Partitioning, Free Lunches, & Indexing, Part 2
In part one, I presented a very brief and particular view of partitioning. I covered what partitioning is, with hardly a mention of why one would use partitioning. In this post, I’ll talk about a few use cases often cited as justification for using partitions.
Lots of disks → Lots of partitioning of tables
One use case for justifying partitions is that each partition can be placed on a separate disk to avoid spindle contention. I have to say that on this one, I agree with Kevin Burton, who makes the point that if you want to distribute I/O load across several disks, you can use a RAID configuration on the disks. In this case, he says that partitioning is not worth the trouble. [NB. He makes the point that this is a problem with MySQL's implementation of partitions and its interaction with MySQL Cluster.
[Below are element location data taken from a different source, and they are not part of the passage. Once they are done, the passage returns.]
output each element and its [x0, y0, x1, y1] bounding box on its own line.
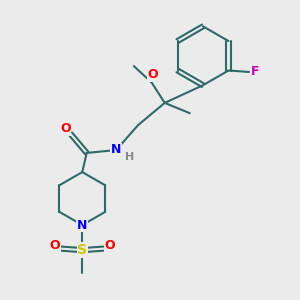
- Text: F: F: [251, 65, 260, 79]
- Text: O: O: [105, 238, 115, 252]
- Text: H: H: [125, 152, 134, 162]
- Text: N: N: [111, 143, 121, 157]
- Text: O: O: [49, 238, 60, 252]
- Text: O: O: [148, 68, 158, 81]
- Text: N: N: [77, 219, 88, 232]
- Text: O: O: [60, 122, 70, 135]
- Text: S: S: [77, 243, 87, 257]
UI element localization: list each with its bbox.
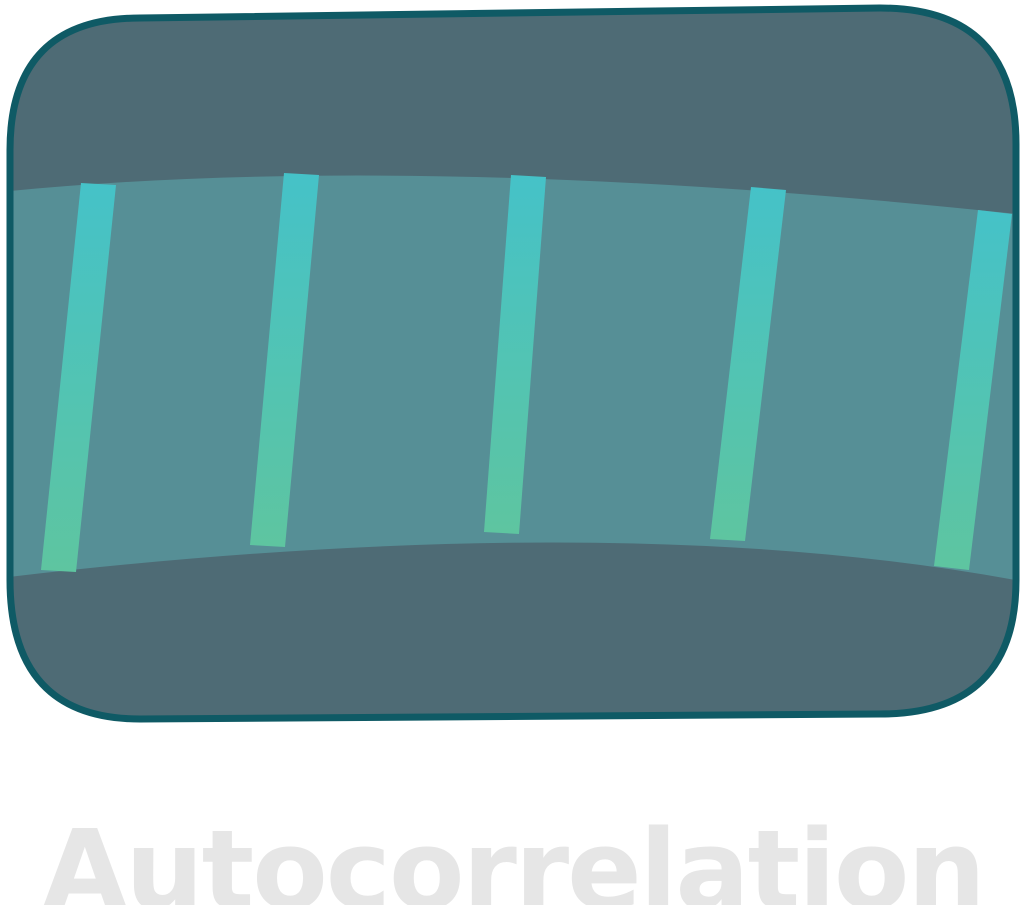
lag-stripe xyxy=(934,210,1012,570)
autocorrelation-icon xyxy=(6,4,1020,723)
frame-border xyxy=(6,4,1020,723)
lag-stripe xyxy=(710,187,786,541)
lag-stripe xyxy=(41,183,116,572)
caption-title: Autocorrelation xyxy=(42,806,986,905)
lag-stripes xyxy=(41,173,1012,572)
lag-stripe xyxy=(250,173,319,547)
lag-stripe xyxy=(484,175,546,534)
He proposes some fixes. If those fixes ever come to pass, we'll have to see what the new performance characteristics look like.]
I spent some time trying to find comparisons between partitioning and RAIDing for load balancing in MySQL. If I missed something, I’d love to know about it, but the results aren’t jumping out.
In summary, if you’re going to claim that a partitioning scheme helps load balance across disks, it makes sense to compare this with a well-designed RAID system. Partitioning is high maintenance. RAID is low maintenance by comparison. I may be lazy, but I’d rather the system did the load balancing and not me.
Avoiding Table Scans
The most commonly claimed performance improvement for partitioning, from what I can tell, is their use in avoiding full table scans during queries. Even though the details vary from case to case, I’ve been able to distill one scenario that illustrates what’s going on most of the time:
- A query on data causes a table scan.
- Adding a secondary index doesn’t help, because the secondary index does not cover the query. The non-covering index would induce a large number of point queries into the primary table. This is slow enough that the query optimizer chooses a primary table scan instead. (Why not build the secondary index as covering? Probably because secondary indexes can be expensive to build in InnoDB. Perhaps the queries are date+user_id, then date+ip, then date+…, so you’d need a lot of secondary indexes; or even more directly, you know what secondary indexes you need, but InnoDB can’t keep up with the insertion load when you turn them all on. The first problem is solved by using TokuDB clustering indexes. The second is also solved by TokuDB, because it’s so fast at indexing.)
- The table is partitioned by date. Now, when a query induces a table scan, one or a few partitions are scanned, instead of the whole table.
The table didn’t get any smaller. We were just able to restrict a table scan to a smaller portion of the table. For me, this helps place partitions into a context of well-known DB techniques. Partitions are often a replacement for covering indexes!
After all, that’s what covering indexes are, right? They are arrangements of data that allow you to scan part of a table to answer a query, without resorting to point queries into a primary table.
If partitions are indexes, are they good ones?
Once again, I looked for comparisons of proposed partitioning schemes with indexing-based choices. In particular, I looked for comparisons of partitioning with covering schemes. No luck. And as before, if I missed something I’d love to hear about it.
If partitions are designed to avoid table scans, then they are a high-effort way to do so. I’m not suggesting that they should never be used for this, but unless the low maintenance option of covering and clustering indexing is considered, partitioning just feels like a lot of work, potentially for no benefit.
The common reasons for using partitioning have low-maintenance, high-performance alternatives. In the case of load balancing across disks, I’d rather use RAID than partition by hand. In the case of avoiding table scans, I’d rather design indexes that avoid table scans than partition by hand. If I can’t get the insertion performance I need once I’ve designed a sensible set of indexes for my query load, I’d rather use a storage engine that does fast indexing (like TokuDB) so I can maintain the indexes I need, rather than the ones I’m forced to by the storage engine.
And in any case, it’s important to compare partitioning to the most effective alternative solutions for the performance problem encountered.